Nilson Machado: “Professor não pode ser nem Caxias, nem Chacrinha” – fotos: Marcelo Freitas/Asscom/Unit
A grosso modo, o professor competente é aquele que desenvolve competência nos alunos. A competência de saber ler e interpretar o mundo, seus fenômenos históricos, sociais, econômicos; de se expressar bem e compreender o outro; contextualizar e imaginar; decidir e argumentar. Ok, essas são as características de um bom estudante. Mas, e quanto ao educador? Que competência ele precisa ter para cumprir a sua missão em sala de aula?
Para o professor Nilson José Machado, doutor em Filosofia da Educação pela Universidade de São Paulo – USP –, o educador competente precisa saber mediar conflitos de interesses, tecer significados, mapear relevâncias e construir narrativas fabulosas. “Um professor não deve ensinar matemática para o aluno saber matemática. É preciso que o docente compreenda a que competência o conteúdo da Matemática está relacionado. Somos professores de disciplinas, mas a disciplina não é fim, é meio. A nossa tarefa é organizar esses meios para atingir a um fim que é pessoal, pois a formação é pessoal em qualquer nível de ensino”, afirma.
Ao falar sobre mediação de conflitos de interesses, Nilson Machado ressalta que o professor não
pode ser tão autoritário, nem tão permissivo em suas decisões. “O interesse da escola é o cumprimento do currículo. O do aluno, na maioria das vezes, é diferente. Por isso o docente não deve fincar pé no currículo, nem dar somente o que os estudantes querem. Não dá para fazer como o Duque de Caxias na Guerra do Paraguai, que gritou ‘siga-me quem for brasileiro’ e mobilizou todo o exército. Na sala de aula, é diferente. Se o professor fizer isso, provavelmente morrerá sozinho. Mas também não dá para ser o Chacrinha, que atendia a tudo que a plateia pedia, pois há um programa a cumprir”, afirmou o doutor em Filosofia da Educação.
JORNADA
Nilson Machado ministrou a conferência de abertura da Jornada de Mobilização Pedagógica 2013.2 da Universidade Tiradentes.
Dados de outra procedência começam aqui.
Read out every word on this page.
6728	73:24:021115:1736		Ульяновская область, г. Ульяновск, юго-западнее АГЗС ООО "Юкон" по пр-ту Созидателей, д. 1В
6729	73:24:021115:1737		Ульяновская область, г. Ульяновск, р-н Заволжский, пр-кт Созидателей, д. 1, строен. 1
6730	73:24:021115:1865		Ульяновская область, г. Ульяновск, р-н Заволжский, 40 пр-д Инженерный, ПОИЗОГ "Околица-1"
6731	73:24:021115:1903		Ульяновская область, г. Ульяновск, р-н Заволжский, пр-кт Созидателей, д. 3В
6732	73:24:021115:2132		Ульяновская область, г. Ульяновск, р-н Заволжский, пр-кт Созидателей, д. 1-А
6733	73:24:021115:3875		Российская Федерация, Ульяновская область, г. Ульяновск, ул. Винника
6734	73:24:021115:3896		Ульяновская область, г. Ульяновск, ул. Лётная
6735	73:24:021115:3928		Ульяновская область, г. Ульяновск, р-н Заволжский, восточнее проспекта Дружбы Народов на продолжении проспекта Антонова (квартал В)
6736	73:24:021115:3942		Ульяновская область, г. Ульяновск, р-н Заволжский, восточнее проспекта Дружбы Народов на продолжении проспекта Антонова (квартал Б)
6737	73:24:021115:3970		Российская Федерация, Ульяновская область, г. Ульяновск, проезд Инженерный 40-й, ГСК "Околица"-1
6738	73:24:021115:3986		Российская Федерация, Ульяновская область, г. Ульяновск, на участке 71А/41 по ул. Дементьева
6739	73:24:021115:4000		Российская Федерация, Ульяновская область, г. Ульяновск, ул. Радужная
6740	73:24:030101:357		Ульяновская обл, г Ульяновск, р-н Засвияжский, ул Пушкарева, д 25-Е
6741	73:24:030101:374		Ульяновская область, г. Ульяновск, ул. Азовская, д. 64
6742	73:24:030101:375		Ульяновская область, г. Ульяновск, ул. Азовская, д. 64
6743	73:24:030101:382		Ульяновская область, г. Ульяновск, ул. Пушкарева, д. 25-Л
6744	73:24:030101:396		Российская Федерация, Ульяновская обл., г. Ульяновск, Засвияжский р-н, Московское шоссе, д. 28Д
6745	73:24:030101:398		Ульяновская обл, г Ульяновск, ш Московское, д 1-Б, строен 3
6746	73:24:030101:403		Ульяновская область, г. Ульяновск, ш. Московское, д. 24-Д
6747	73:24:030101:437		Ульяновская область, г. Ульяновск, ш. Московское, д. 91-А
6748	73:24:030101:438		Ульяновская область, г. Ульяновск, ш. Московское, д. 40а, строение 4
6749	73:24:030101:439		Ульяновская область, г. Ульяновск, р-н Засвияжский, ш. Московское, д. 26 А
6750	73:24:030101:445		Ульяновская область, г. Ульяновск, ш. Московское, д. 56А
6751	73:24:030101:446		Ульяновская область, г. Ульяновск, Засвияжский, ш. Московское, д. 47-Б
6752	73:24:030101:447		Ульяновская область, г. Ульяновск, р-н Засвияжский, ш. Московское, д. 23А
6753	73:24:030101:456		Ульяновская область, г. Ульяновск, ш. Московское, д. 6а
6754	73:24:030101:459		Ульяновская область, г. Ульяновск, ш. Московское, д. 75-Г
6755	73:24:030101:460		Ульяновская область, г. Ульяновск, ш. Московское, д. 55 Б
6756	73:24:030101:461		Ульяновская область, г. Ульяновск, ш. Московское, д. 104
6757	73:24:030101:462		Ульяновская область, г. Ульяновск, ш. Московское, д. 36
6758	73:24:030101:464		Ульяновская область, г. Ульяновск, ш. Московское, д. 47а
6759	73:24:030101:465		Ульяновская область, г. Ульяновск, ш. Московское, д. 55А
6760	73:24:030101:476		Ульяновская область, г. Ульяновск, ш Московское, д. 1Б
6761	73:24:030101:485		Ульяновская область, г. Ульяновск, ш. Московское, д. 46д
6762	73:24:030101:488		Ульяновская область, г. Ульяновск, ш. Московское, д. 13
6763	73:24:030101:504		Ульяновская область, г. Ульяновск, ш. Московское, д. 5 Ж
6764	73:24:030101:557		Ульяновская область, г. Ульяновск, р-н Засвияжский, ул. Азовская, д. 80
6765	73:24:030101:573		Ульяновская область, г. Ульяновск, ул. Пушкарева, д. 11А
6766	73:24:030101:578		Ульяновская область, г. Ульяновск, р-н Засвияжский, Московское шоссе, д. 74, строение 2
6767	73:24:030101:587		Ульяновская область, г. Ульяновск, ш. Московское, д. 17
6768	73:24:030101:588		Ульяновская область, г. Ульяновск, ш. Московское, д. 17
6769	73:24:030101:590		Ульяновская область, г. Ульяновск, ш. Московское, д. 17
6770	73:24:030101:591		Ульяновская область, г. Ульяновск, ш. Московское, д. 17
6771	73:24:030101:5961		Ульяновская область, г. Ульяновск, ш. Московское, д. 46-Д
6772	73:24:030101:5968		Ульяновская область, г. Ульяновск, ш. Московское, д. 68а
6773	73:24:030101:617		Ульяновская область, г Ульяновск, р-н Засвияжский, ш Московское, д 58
O evento reuniu cerca de 500 professores da Unit na noite dessa segunda-feira, 22, no Teatro Tiradentes, em Aracaju, e segue até a próxima sexta-feira, 26, com palestras e oficinas no Campus Aracaju Farolândia. O tema central da Jornada é Educação por Competências.
De acordo com a diretora de Graduação da Unit, professora Arleide Barreto Silva, o objetivo da instituição é promover a reflexão da prática docente com a perspectiva de fomentar a reconstrução de saberes. “Isso se dá por meio de troca de experiências e discussão de temáticas que propiciam a socialização e construção de novos conhecimentos”, argumenta.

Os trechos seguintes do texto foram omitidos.